Kini, ketika melihat minat masyarakat utamanya kelas menengah untuk membeli hunian dan merosotnya kinerja sektor properti, pemerintah lantas berencana kembali menanggung seluruh PPN perumahan yang terutang dari bagian dasar pengenaan pajak (DPP) hingga Rp2 miliar, dengan harga jual paling tinggi Rp5 miliar.
“PPN DTP harusnya langsung 100 persen sampai akhir 2025 jangan ditengah jalan diubah, malah membingungkan pasar,” kata dia.
Ali bilang, perubahan kebijakan ini membuat banyak konsumen yang melakukan pembelian hunian pada periode Juli-Agustus dengan insentif PPN DTP 50 persen menuntut perubahan dan meminta untuk mendapat penggratisan PPN. Kondisi ini jelas akan menyulitkan pengembang karena harus mengurus tetek bengek administrasi tambahan.
“Relatif tidak ada (dampak) dan jauh bila dibandingkan dampaknya saat pandemi dengan kebijakan serupa. Pembelian ready stock tidak banyak dan ini diperkirakan bukan karena pengembang sengaja membuat ready stock untuk program PPN DTP, melainkan sudah ready stock yang batal terjual,” tambah Ali.
Sementara itu, berdasar data Indonesia Property Watch, jumlah unit tersedia (ready stock) mengalami kenaikan jumlah penjualan sejak program PPN DTP diberlakukan pada November 2023. Mereka mencatat sebanyak 212 unit laku di kuartal II 2024. Jumlah tersebut mengalami kenaikan tipis dibandingkan kuartal sebelumnya yang sebanyak 179 unit. Meski begitu, jumlah rumah ready stock yang terjual pada tiga bulan pertama 2024 tidak lebih banyak dari periode yang sama di tahun sebelumnya yang sebesar 270 unit.

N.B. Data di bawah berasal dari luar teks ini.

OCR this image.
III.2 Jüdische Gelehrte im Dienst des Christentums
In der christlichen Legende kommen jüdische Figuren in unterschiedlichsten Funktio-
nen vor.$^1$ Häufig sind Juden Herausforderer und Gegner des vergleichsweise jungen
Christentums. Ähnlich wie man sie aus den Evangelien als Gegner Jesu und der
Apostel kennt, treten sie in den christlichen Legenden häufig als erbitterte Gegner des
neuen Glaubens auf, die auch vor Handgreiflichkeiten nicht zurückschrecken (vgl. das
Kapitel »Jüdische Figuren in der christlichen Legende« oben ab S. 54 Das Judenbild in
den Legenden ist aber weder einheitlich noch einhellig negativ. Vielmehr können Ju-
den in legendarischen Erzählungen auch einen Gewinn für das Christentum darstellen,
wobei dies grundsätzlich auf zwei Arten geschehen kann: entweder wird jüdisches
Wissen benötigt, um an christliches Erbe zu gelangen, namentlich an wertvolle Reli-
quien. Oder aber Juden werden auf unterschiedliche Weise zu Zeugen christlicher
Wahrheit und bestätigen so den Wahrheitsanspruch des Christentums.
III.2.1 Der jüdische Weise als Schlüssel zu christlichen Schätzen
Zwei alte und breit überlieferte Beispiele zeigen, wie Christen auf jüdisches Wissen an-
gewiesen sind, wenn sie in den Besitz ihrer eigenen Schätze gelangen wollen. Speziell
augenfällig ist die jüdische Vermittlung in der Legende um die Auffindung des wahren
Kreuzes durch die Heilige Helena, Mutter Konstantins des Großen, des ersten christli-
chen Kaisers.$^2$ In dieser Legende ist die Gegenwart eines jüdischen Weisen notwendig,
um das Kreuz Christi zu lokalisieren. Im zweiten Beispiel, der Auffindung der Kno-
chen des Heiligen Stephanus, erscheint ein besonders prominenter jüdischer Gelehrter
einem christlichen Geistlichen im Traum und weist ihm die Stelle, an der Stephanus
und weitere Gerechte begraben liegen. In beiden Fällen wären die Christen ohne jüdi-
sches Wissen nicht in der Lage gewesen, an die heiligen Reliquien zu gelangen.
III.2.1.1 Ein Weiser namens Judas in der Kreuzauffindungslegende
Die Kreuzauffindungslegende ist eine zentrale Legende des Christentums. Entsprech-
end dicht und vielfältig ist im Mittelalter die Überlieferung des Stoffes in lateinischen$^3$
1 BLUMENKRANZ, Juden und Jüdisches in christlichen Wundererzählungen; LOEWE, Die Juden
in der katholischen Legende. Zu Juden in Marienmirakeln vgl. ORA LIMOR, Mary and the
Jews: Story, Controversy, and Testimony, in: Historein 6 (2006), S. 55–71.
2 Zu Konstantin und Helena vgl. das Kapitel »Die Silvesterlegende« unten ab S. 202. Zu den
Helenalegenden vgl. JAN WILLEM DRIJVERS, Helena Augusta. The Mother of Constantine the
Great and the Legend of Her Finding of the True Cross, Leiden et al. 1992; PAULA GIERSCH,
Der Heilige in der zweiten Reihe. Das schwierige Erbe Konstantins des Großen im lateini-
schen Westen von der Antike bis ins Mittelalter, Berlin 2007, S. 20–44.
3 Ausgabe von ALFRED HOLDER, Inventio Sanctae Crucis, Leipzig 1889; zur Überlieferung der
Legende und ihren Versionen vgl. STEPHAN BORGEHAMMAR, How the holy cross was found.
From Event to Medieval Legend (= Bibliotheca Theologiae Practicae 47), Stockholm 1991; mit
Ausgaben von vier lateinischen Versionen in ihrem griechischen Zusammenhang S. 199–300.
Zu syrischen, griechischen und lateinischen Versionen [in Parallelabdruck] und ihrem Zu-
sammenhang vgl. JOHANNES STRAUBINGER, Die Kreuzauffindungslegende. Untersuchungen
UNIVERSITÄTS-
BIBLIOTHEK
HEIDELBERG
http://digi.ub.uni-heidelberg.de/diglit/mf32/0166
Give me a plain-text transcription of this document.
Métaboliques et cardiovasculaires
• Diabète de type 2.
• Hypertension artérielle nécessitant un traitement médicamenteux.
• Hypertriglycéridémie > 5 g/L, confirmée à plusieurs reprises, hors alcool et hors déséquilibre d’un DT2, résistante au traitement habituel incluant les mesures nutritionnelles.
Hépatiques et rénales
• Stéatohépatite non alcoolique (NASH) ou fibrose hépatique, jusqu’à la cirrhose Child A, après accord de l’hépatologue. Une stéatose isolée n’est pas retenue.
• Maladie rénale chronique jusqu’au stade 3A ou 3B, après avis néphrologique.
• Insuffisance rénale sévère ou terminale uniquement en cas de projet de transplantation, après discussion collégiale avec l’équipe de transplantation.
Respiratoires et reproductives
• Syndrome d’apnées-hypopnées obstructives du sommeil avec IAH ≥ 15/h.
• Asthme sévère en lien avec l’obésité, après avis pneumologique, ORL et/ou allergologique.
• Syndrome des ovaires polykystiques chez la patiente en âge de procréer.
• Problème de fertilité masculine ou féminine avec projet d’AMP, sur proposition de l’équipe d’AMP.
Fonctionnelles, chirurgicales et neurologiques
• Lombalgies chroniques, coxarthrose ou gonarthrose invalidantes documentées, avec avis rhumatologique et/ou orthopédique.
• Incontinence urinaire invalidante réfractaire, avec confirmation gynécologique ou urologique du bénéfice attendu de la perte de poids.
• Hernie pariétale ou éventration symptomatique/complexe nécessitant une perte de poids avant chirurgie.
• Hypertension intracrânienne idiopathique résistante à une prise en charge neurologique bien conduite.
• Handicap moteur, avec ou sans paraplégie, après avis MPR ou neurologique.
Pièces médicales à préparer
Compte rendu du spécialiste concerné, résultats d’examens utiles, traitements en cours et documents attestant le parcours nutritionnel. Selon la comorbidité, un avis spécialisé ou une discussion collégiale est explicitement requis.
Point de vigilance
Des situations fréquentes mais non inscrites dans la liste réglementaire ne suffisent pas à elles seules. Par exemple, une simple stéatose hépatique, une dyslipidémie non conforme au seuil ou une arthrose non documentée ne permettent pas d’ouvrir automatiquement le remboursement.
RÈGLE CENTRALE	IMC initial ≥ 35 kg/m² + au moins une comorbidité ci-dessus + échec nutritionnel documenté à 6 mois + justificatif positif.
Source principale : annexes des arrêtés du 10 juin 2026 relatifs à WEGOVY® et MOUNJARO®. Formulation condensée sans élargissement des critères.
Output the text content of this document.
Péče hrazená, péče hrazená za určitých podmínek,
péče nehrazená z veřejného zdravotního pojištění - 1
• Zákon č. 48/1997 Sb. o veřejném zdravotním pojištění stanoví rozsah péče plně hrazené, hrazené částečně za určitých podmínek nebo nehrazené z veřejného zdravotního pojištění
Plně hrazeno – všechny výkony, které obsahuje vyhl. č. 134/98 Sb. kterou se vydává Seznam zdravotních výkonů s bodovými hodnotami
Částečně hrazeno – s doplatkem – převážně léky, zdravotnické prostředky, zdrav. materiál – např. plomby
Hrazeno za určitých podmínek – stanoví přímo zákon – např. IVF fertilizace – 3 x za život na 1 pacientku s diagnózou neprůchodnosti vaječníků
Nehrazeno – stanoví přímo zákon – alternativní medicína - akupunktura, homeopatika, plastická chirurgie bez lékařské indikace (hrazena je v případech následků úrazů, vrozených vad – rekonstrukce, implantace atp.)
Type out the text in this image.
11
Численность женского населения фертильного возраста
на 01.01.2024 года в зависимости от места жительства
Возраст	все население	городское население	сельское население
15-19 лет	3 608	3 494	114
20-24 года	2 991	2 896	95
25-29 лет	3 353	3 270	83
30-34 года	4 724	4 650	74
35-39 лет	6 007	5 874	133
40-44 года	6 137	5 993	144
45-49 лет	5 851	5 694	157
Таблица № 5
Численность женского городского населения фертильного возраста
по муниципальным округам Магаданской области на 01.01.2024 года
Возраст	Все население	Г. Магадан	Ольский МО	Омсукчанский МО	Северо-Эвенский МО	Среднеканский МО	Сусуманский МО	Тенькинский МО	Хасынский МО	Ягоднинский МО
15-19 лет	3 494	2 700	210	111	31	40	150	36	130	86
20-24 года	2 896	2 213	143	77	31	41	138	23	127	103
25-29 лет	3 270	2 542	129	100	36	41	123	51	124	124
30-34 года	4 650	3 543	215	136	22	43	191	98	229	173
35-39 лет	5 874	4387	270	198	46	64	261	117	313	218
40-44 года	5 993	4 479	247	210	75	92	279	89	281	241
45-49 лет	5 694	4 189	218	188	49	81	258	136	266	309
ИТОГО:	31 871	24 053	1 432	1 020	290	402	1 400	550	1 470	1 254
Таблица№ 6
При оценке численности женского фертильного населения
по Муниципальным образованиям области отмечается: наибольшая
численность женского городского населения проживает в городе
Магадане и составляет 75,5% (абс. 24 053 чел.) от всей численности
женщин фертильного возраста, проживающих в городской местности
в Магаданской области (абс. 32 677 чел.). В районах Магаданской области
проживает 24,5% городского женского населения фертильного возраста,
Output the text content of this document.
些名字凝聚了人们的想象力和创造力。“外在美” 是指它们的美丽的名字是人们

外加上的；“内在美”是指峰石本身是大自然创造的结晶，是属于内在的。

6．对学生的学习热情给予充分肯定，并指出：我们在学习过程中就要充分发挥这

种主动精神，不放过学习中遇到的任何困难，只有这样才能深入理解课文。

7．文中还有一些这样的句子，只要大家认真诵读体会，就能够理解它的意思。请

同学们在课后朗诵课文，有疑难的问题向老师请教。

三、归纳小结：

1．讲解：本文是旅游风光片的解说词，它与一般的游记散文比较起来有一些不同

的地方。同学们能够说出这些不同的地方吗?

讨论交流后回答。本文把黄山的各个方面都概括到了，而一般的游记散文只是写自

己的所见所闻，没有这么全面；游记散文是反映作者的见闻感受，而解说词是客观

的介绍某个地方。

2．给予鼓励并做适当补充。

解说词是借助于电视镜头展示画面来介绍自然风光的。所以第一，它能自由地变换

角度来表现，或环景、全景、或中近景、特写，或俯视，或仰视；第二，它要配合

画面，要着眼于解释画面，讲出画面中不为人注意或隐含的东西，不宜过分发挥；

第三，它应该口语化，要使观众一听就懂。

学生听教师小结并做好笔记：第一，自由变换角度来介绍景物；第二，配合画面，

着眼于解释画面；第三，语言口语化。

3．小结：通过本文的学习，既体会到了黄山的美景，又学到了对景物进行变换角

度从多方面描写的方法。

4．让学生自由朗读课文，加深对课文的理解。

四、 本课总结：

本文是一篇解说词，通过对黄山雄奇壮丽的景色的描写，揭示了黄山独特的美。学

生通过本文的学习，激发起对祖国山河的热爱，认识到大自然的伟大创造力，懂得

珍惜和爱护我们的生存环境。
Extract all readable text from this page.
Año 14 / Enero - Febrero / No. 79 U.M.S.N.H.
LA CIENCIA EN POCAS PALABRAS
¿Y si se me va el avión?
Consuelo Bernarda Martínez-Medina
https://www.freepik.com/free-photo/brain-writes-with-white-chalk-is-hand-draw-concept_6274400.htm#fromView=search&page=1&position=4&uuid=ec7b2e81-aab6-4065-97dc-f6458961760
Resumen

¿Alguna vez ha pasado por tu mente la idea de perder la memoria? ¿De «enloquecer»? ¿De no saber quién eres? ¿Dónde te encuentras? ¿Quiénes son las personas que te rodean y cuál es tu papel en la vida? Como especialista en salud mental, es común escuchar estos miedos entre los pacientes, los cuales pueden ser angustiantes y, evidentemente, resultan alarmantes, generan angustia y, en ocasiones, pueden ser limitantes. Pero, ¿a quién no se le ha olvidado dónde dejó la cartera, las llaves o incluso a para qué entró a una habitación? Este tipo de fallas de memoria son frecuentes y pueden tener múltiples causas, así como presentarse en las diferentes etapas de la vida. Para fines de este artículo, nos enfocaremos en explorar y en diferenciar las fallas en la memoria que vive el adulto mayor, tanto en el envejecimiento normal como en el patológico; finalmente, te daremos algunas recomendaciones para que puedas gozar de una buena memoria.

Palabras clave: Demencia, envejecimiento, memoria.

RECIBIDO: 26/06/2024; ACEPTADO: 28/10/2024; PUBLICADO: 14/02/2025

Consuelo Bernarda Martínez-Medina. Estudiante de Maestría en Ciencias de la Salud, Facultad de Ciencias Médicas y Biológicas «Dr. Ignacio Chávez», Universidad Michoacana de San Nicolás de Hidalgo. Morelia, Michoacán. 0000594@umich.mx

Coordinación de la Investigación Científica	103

Ali pun mengingatkan pemerintah untuk tak membuat kebijakan dadakan hanya untuk menghindari keraguan para pelaku bisnis atas kondisi perekonomian Indonesia saat ini. Sebaliknya, sebaiknya kebijakan betul-betul diramu untuk kepentingan masyarakat. “Aturan dan kebijakan sebaiknya tidak terkesan dadakan, dan kepastian PMK harus segera dibuat untuk menghindari keraguan para pelaku bisnis,” tegasnya.